If this is taking days to finish for a single sample, something sounds wrong. It might be that the machine you are running the analysis on needs additional CPUs or it might be that the machine you are running on is RAM limited (pretty likely).

Snakemake should track which jobs have completed, so if you need to restart a job, the job should start in the correct place (meaning it will not re-run samples that have finished).

Motikuko commented 3 years ago

Thank you Dr Faircloth. I restarted the job changing the output name (output_2) or I would get an error. But I am noticing the bam and fasta folders in output_2 have the same samples as in output_1. I am wondering if I should have added a flag when I restarted the job, so that Snakemake knows to continue the job and append the files to output_1 instead of re-running all the samples? Any suggestions would be appreciated! Moti.

brantfaircloth commented 3 years ago

If you move the output to a new folder, the code will start over again (because it does not recognize what's been done and not done). That said, there's a bug in the code - you need to restart the snakemake job... but there is not an easy way for you to pass the --restart flag to snakemake (that is an oversight on my part).

Unfortunately, I'm not sure when I can get around to fixing this (I work on phyluce in my free time). I'll make a note to repair it at some point.

That still doesn't help your job complete, however... I would try restarting the job on a larger machine (more CPUs and/or RAM) and seeing where that gets you.

Motikuko commented 3 years ago

I will do that for sure. Thank you! One last question, I hope you don't mind, how would you recommend merging vcf.0 and vcf.1 files and moving all samples into one .vcf file will the complete phased data for further popgen analysis? I have been searching but I can't find a clear solution for this particular situation with samtools.
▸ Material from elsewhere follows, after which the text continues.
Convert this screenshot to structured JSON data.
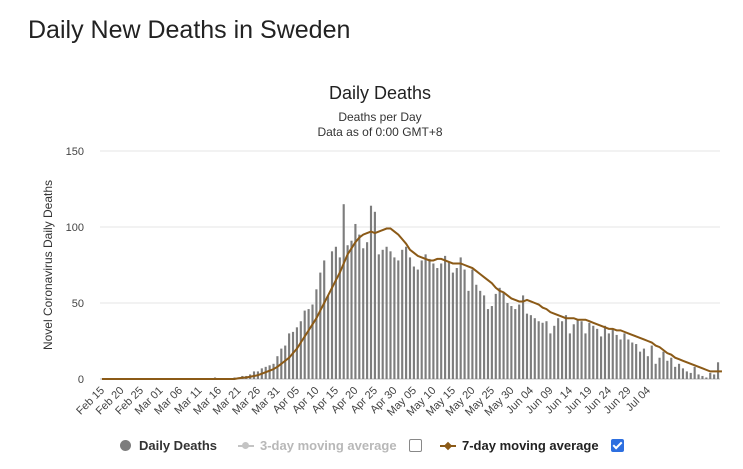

Thank you so much for always replying to our inquiries. We appreciate you taking the time =) Moti.

brantfaircloth commented 3 years ago

If you want phased SNPs, one option is to use samtools phase with the BAM files produced during the mapping stage. Or, you can take a different route and use GATK with your samples (and read-backed phasing). You would need to do both of those manually (e.g. the phasing parts). If you want sequences representing each putative phase for alignment and analysis, you can convert each vcf file to a sequence representing each haplotype with a tool like vcftophylip.

Motikuko commented 3 years ago

Thank you so much for the advice, Dr. Faircloth !!! I appreciate all of your help! Moti.